(foto Ansa)
il fattore "C"
L'Italia di Meloni è un ponte tra leader incapaci di dialogare. Il posizionamento c'è, la visione no
Il governo italiano è uno dei pochi a poter parlare contemporaneamente con la destra estrema e con la destra moderata. Di fronte a questo posizionamento, l'Italia ha una responsabilità niente male. Serve esprimere una leadership internazionale che ancora non c'è
In politica, lo sappiamo, il famoso fattore “C”, nel senso di congiunzioni astrali positive, o se volete anche in un altro senso, fate voi, è sempre un fattore importante, a volte decisivo, e il governo Meloni, da questo punto di vista, è forse un caso unico nella storia. Soldi a palate dall’Europa, come mai prima d’ora. Un’opposizione debole fino al comico, come mai prima d’ora. Una pace sociale unica, come mai prima d’ora. La presenza di sindacati combattivi ma divisi come mai prima d’ora. E, infine, l’esistenza di un insieme di paesi europei le cui leadership, piuttosto che essere la somma di forze diverse, somigliano, come mai prima d’ora, più a una somma di tante piccole debolezze.
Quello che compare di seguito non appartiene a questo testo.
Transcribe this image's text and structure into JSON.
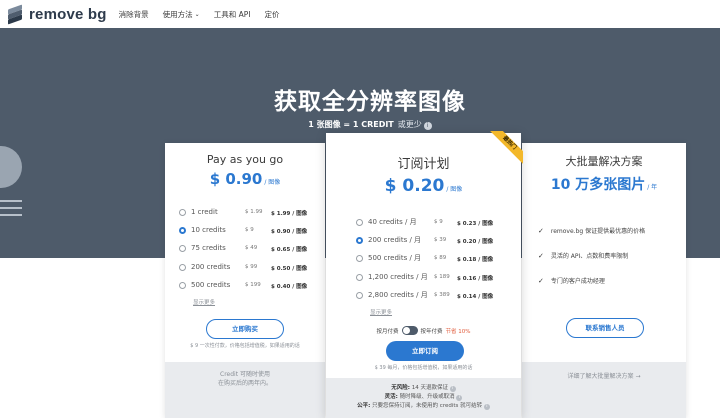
{
  "header": {
    "logo_text": "remove bg",
    "nav": [
      {
        "label": "消除背景"
      },
      {
        "label": "使用方法",
        "has_dropdown": true
      },
      {
        "label": "工具和 API"
      },
      {
        "label": "定价"
      }
    ]
  },
  "hero": {
    "title": "获取全分辨率图像",
    "sub_bold": "1 张图像 = 1 CREDIT",
    "sub_muted": "或更少"
  },
  "payg": {
    "title": "Pay as you go",
    "price": "$ 0.90",
    "price_unit": "/ 图像",
    "options": [
      {
        "label": "1 credit",
        "price": "$ 1.99",
        "unit": "$ 1.99 / 图像",
        "selected": false
      },
      {
        "label": "10 credits",
        "price": "$ 9",
        "unit": "$ 0.90 / 图像",
        "selected": true
      },
      {
        "label": "75 credits",
        "price": "$ 49",
        "unit": "$ 0.65 / 图像",
        "selected": false
      },
      {
        "label": "200 credits",
        "price": "$ 99",
        "unit": "$ 0.50 / 图像",
        "selected": false
      },
      {
        "label": "500 credits",
        "price": "$ 199",
        "unit": "$ 0.40 / 图像",
        "selected": false
      }
    ],
    "show_more": "显示更多",
    "button": "立即购买",
    "fine_print": "$ 9 一次性付款，价格包括增值税，如果适用的话",
    "footer_line1": "Credit 可随时使用",
    "footer_line2": "在购买后的两年内。"
  },
  "subscription": {
    "badge": "最热门",
    "title": "订阅计划",
    "price": "$ 0.20",
    "price_unit": "/ 图像",
    "options": [
      {
        "label": "40 credits / 月",
        "price": "$ 9",
        "unit": "$ 0.23 / 图像",
        "selected": false
      },
      {
        "label": "200 credits / 月",
        "price": "$ 39",
        "unit": "$ 0.20 / 图像",
        "selected": true
      },
      {
        "label": "500 credits / 月",
        "price": "$ 89",
        "unit": "$ 0.18 / 图像",
        "selected": false
      },
      {
        "label": "1,200 credits / 月",
        "price": "$ 189",
        "unit": "$ 0.16 / 图像",
        "selected": false
      },
      {
        "label": "2,800 credits / 月",
        "price": "$ 389",
        "unit": "$ 0.14 / 图像",
        "selected": false
      }
    ],
    "show_more": "显示更多",
    "toggle_monthly": "按月付费",
    "toggle_yearly": "按年付费",
    "toggle_save": "节省 10%",
    "button": "立即订阅",
    "fine_print": "$ 39 每月，价格包括增值税，如果适用的话",
    "footer_lines": [
      {
        "bold": "无风险:",
        "text": "14 天退款保证"
      },
      {
        "bold": "灵活:",
        "text": "随时降级、升级或取消"
      },
      {
        "bold": "公平:",
        "text": "只要您保持订阅，未使用的 credits 就可结转"
      }
    ]
  },
  "bulk": {
    "title": "大批量解决方案",
    "price": "10 万多张图片",
    "price_unit": "/ 年",
    "features": [
      "remove.bg 保证提供最优惠的价格",
      "灵活的 API、点数和费率限制",
      "专门的客户成功经理"
    ],
    "button": "联系销售人员",
    "footer_link": "详细了解大批量解决方案 →"
  },
  "colors": {
    "hero_bg": "#4e5b6a",
    "accent_blue": "#2b78d0",
    "badge_yellow": "#f3b82a",
    "footer_gray": "#e9ebee"
  }
}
Il fattore C, per Meloni, ha permesso in questi anni di far apparire gigante un governo che gigante non è. Ma tra i fattori C meno raccontati, di questi tre anni meloniani, ve n’è un altro, frutto di un combinato disposto che riguarda un tratto interessante della politica estera meloniana. Un combinato disposto che, ovviamente, a proposito di fattore C, è un insieme di meriti del governo e demeriti dei partner europei. Ma un fattore C che ha messo il governo in una posizione rara: riuscire a dialogare con tutti.
Dialogare, nel caso specifico, significa essere interlocutori ascoltati, ricercati e persino rispettati, e pochi governi, in giro per il mondo, si trovano in una condizione simile a quella in cui si trova il governo. L’Italia, oggi, può essere considerata un’interlocutrice da Abu Mazen, come è successo ieri, durante la visita del leader dell’Anp a Roma. Ma pochi paesi europei oggi possono essere considerati interlocutori credibili sia sul lato palestinese sia sul lato israeliano. Stessa storia, in fondo, se si pensa all’Europa, dove la premier italiana è uno dei pochi leader a poter parlare contemporaneamente con la destra estrema e con la destra moderata, con i primi ministri e i capi di stato distanti anni luce dalla destra italiana (Sánchez e Macron) e anche con i loro peggiori rivali (Vox e Le Pen). La stessa storia, in fondo, si ripete nei rapporti con l’America di Trump, e pochi leader in Europa possono essere considerati interlocutori affidabili tanto dai vertici europei quanto da quelli americani. E la stessa storia, se ci si pensa, vale anche per un pezzo di mondo africano. Il Piano Mattei ha suscitato molte ironie ma anche grazie a quella strategia (e alle buone entrature dell’Eni) l’Italia ha rafforzato i suoi rapporti con paesi come Algeria, Egitto, Tunisia, Congo, Mozambico. E il vuoto lasciato dalla Francia nel Sahel, in Niger e Burkina Faso, aree in cui i francesi dominavano e da cui hanno fatto un passo di lato, ha aperto uno spazio che l’Italia può occupare, almeno diplomaticamente. Gli Emirati, il Qatar e l’Arabia Saudita guardano all’Italia come a una nazione pragmatica, senza pregiudizi, e nelle stanze del governo c’è persino chi racconta che alcuni paesi arabi hanno chiesto all’Italia una mano per convincere Trump a non chiedere agli stessi paesi arabi di schierare a Gaza delle forze di interposizione arabe, con la speranza che quel ruolo possa essere svolto dalle nostre Forze armate. Il posizionamento dell’Italia, in questa fase, è più unico che raro.
Ma di fronte a questo posizionamento l’Italia ha di fronte a sé una responsabilità niente male. Usare il rapporto con Trump non come una posa, ma per ottenere risultati positivi per l’Italia e per l’Europa. Usare il rapporto con gli attori del medio oriente non per guardarsi allo specchio, ma per esprimere una visione. Usare il rapporto con i paesi del Golfo, e con quelli africani, non per darsi un tono, ma per esprimere una leadership. Il posizionamento c’è, la visione ancora no. La vera sfida di Meloni, da qui alle prossime elezioni, sarà anche questa. Dimostrare che i ponti servono non per fare i funamboli, per stare in equilibrio, ma per arrivare da qualche parte, per avere un obiettivo, per esprimere una leadership internazionale che al momento, nonostante il fattore C, ancora non c’è.